“Alla Conferenza dell’Onu sul clima gli interessi delle società energetiche che inquinano vengono prima di quelli dei cittadini”: lo hanno denunciato in una nota congiunta alcune delle principali organizzazioni non governative impegnate nella difesa dell’ambiente, annunciando giovedì la decisione di abbandonare i lavori di Varsavia.
“La Conferenza avrebbe dovuto costituire una tappa importante nella giusta transizione verso un futuro sostenibile ma non porterà praticamente a nulla” hanno denunciato World Wildlife Fund, Greenpeace, Oxfam, Friends of the Earth, Action Aid, Pan African Climate Justice Alliance, Construyendo Puentes e altre organizzazioni non governative che operano a livello internazionale. Per loro la diciannovesima Conferenza dell’Onu sul clima sia ostaggio di “paesi ricchi e grandi inquinatori” e “a Varsavia “non c’è stato alcun progresso” né sulle riduzioni di emissioni né sugli impegni per ridurre le conseguenze del riscaldamento globale. Su alcuni aspetti, si legge anzi nella nota, “si è tornati indietro”.
Fino a ieri all’incontro nella capitale polacca hanno partecipato circa 9000 delegati e rappresentanti di 195 paesi. Al centro dei negoziati il raggiungimento di un accordo vincolante sulle emissioni nocive che possa essere sottoscritto nel 2015 ed entrare in vigore nel 2020. L’obiettivo dovrebbe essere quello di mantenere sotto i 2°C l’aumento della temperatura media del pianeta rispetto all’epoca preindustriale.
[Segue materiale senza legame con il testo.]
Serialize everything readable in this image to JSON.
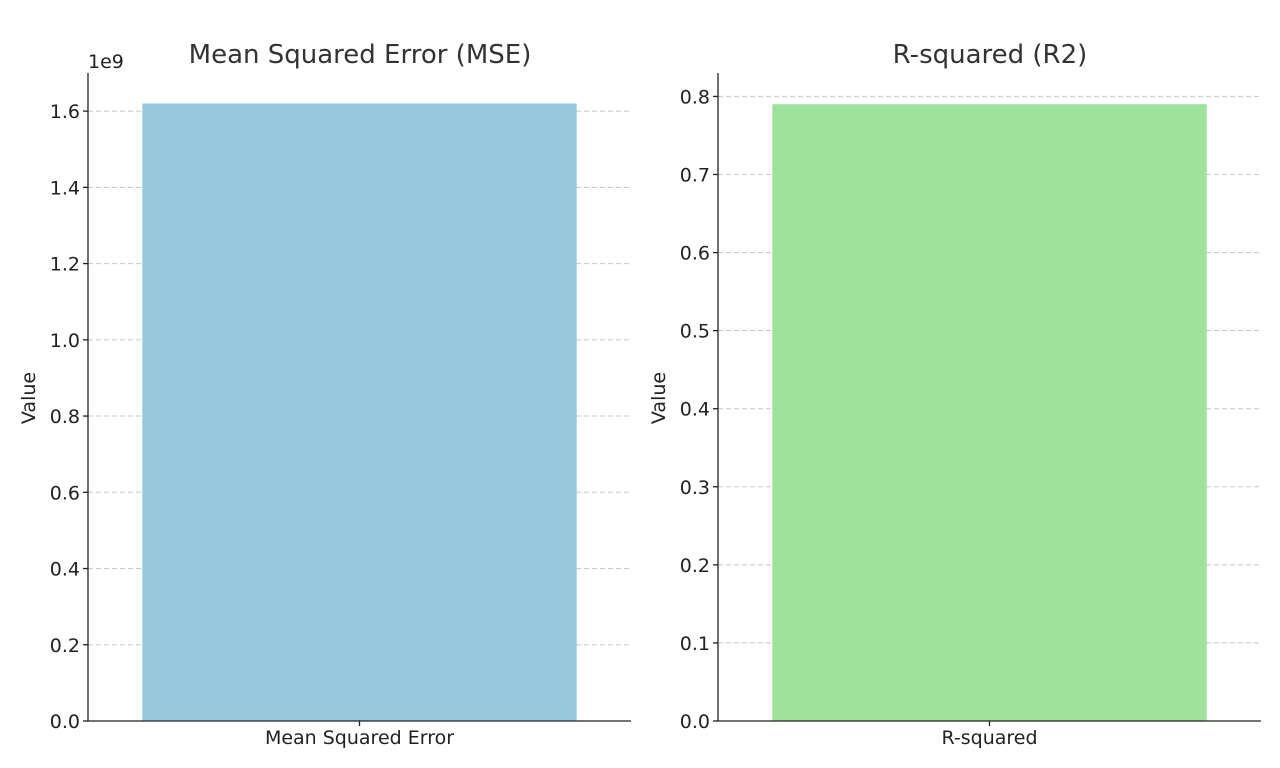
{
  "chart_data": [
    {
      "type": "bar",
      "title": "Mean Squared Error (MSE)",
      "xlabel": "",
      "ylabel": "Value",
      "categories": [
        "Mean Squared Error"
      ],
      "values": [
        1620000000
      ],
      "ylim": [
        0,
        1700000000
      ],
      "ytick_values": [
        0,
        200000000,
        400000000,
        600000000,
        800000000,
        1000000000,
        1200000000,
        1400000000,
        1600000000
      ],
      "ytick_labels": [
        "0.0",
        "0.2",
        "0.4",
        "0.6",
        "0.8",
        "1.0",
        "1.2",
        "1.4",
        "1.6"
      ],
      "y_offset_text": "1e9",
      "grid": "y",
      "bar_color": "#96c9dd"
    },
    {
      "type": "bar",
      "title": "R-squared (R2)",
      "xlabel": "",
      "ylabel": "Value",
      "categories": [
        "R-squared"
      ],
      "values": [
        0.79
      ],
      "ylim": [
        0,
        0.83
      ],
      "ytick_values": [
        0,
        0.1,
        0.2,
        0.3,
        0.4,
        0.5,
        0.6,
        0.7,
        0.8
      ],
      "ytick_labels": [
        "0.0",
        "0.1",
        "0.2",
        "0.3",
        "0.4",
        "0.5",
        "0.6",
        "0.7",
        "0.8"
      ],
      "y_offset_text": "",
      "grid": "y",
      "bar_color": "#9ee29c"
    }
  ]
}
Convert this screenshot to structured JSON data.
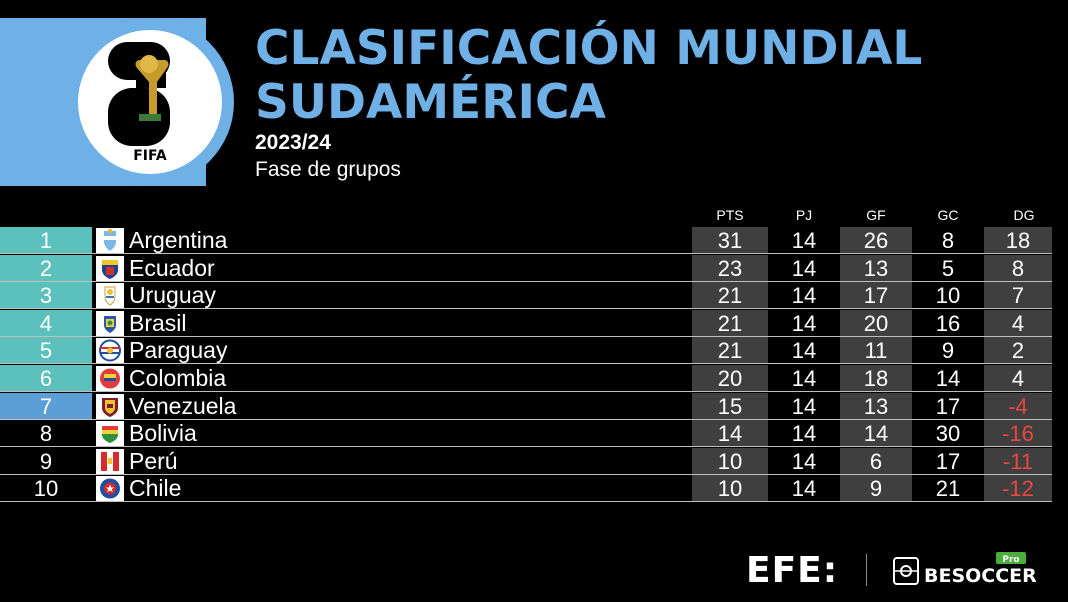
{
  "header": {
    "title_line1": "CLASIFICACIÓN MUNDIAL",
    "title_line2": "SUDAMÉRICA",
    "season": "2023/24",
    "phase": "Fase de grupos",
    "logo_text": "FIFA"
  },
  "columns": [
    "PTS",
    "PJ",
    "GF",
    "GC",
    "DG"
  ],
  "rows": [
    {
      "pos": "1",
      "team": "Argentina",
      "pts": "31",
      "pj": "14",
      "gf": "26",
      "gc": "8",
      "dg": "18"
    },
    {
      "pos": "2",
      "team": "Ecuador",
      "pts": "23",
      "pj": "14",
      "gf": "13",
      "gc": "5",
      "dg": "8"
    },
    {
      "pos": "3",
      "team": "Uruguay",
      "pts": "21",
      "pj": "14",
      "gf": "17",
      "gc": "10",
      "dg": "7"
    },
    {
      "pos": "4",
      "team": "Brasil",
      "pts": "21",
      "pj": "14",
      "gf": "20",
      "gc": "16",
      "dg": "4"
    },
    {
      "pos": "5",
      "team": "Paraguay",
      "pts": "21",
      "pj": "14",
      "gf": "11",
      "gc": "9",
      "dg": "2"
    },
    {
      "pos": "6",
      "team": "Colombia",
      "pts": "20",
      "pj": "14",
      "gf": "18",
      "gc": "14",
      "dg": "4"
    },
    {
      "pos": "7",
      "team": "Venezuela",
      "pts": "15",
      "pj": "14",
      "gf": "13",
      "gc": "17",
      "dg": "-4"
    },
    {
      "pos": "8",
      "team": "Bolivia",
      "pts": "14",
      "pj": "14",
      "gf": "14",
      "gc": "30",
      "dg": "-16"
    },
    {
      "pos": "9",
      "team": "Perú",
      "pts": "10",
      "pj": "14",
      "gf": "6",
      "gc": "17",
      "dg": "-11"
    },
    {
      "pos": "10",
      "team": "Chile",
      "pts": "10",
      "pj": "14",
      "gf": "9",
      "gc": "21",
      "dg": "-12"
    }
  ],
  "footer": {
    "efe": "EFE:",
    "besoccer": "BESOCCER",
    "pro_badge": "Pro"
  },
  "colors": {
    "accent_blue": "#6fb0e6",
    "direct_qualify": "#5cc0bc",
    "playoff": "#5b9fd6",
    "negative": "#e8483f",
    "cell_dark": "#3f3f3f"
  }
}
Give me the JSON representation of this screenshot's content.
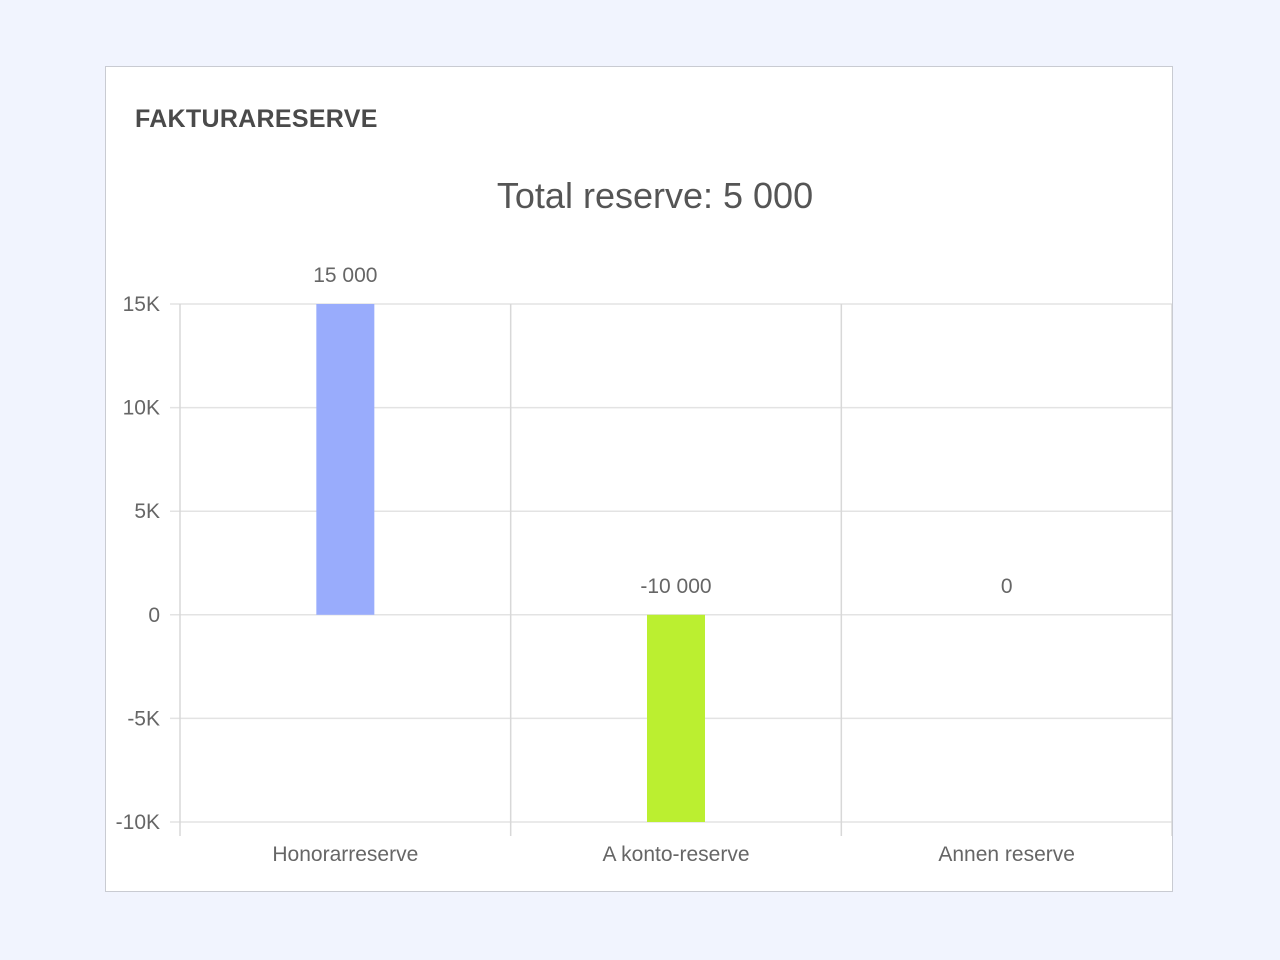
{
  "card": {
    "title": "FAKTURARESERVE"
  },
  "chart_data": {
    "type": "bar",
    "title": "Total reserve: 5 000",
    "categories": [
      "Honorarreserve",
      "A konto-reserve",
      "Annen reserve"
    ],
    "values": [
      15000,
      -10000,
      0
    ],
    "data_labels": [
      "15 000",
      "-10 000",
      "0"
    ],
    "colors": [
      "#99acfc",
      "#bbef30",
      "#cccccc"
    ],
    "ylim": [
      -10000,
      15000
    ],
    "yticks": [
      15000,
      10000,
      5000,
      0,
      -5000,
      -10000
    ],
    "ytick_labels": [
      "15K",
      "10K",
      "5K",
      "0",
      "-5K",
      "-10K"
    ],
    "xlabel": "",
    "ylabel": "",
    "grid": true,
    "legend": "none"
  }
}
Ma lo scetticismo è generalizzato: “Quella di Varsavia passerà alla storia come la conferenza degli inquinatori” dice all’agenzia Misna Francesco Martone, responsabile dell’organizzazione non governativa Forest Peoples Programme (Fpp). “Il governo ospite ha fatto di tutto per sabotare qualsiasi accordo che potesse creare un ambiente favorevole all’avvio della trattativa sulle riduzioni di emissioni”. Anche i quotidiani raccontano che le grandi potenze occidentali e paesi in via di sviluppo, guidati da Cina e India, hanno posizioni divergenti in merito ai vincoli alle emissioni di gas inquinanti che dovrebbero essere contenuti in un’intesa da sottoscrivere entro il 2015.
Pechino non ci sta a sottoporsi agli stessi tagli di emissioni proposti per i Paesi occidentali, che – sottolinea la Cina- hanno costruito la propria economia grazie ai carburanti fossili. Usa e Ue ribattono invece che la Cina, diventata negli ultimi decenni una potenza in crescita, non può più considerarsi un Paese in via di sviluppo.
Ma i contrasti riguardano anche un fondo “verde” da 100 miliardi di dollari, attraverso il quale le potenze industriali dovrebbero aiutare i paesi poveri a far fronte alle conseguenze dei mutamenti climatici. I paesi del terzo mondo, per ridurre la deforestazione, pretendono compensazioni dalle grandi potenze, e anche i paesi composti per lo più di isole – come le Filippine appena colpite da un tifone catastrofico – chiedono un meccanismo che risarcisca perdite e danni. Ma naturalmente USA e UE, insieme al Giappone, al Canada e all’Australia, fanno resistenza.
Secondo Martone “a pagare i costi del fallimento saranno ancora i paesi più poveri a iniziare da quelli africani, con siccità, carestie e migrazioni forzate, conflitti generati dalla scarsità di accesso a risorse come l’acqua”.
Alla fine la bozza di documento uscito ieri dalla conferenza afferma che gli obiettivi per la riduzione delle emissioni inquinanti dovrebbero essere definiti “ben prima” del summit di Parigi del 2015, in modo che nella capitale francese si possa arrivare a siglare un accordo internazionale che li renda obbligatori. Ma comunque la conferenza non ha deciso nessuna scadenza predefinita. E se i lavori avrebbero dovuto concludersi ieri la impossibilità di raggiungere una qualsiasi posizione comune ha obbligato i delegati a continuare i lavori anche oggi. E’ la prima volta che accade da quando nel 1992 si inaugurarono le conferenze internazionali sul clima per dibattere linee comuni contro il cambiamento climatico.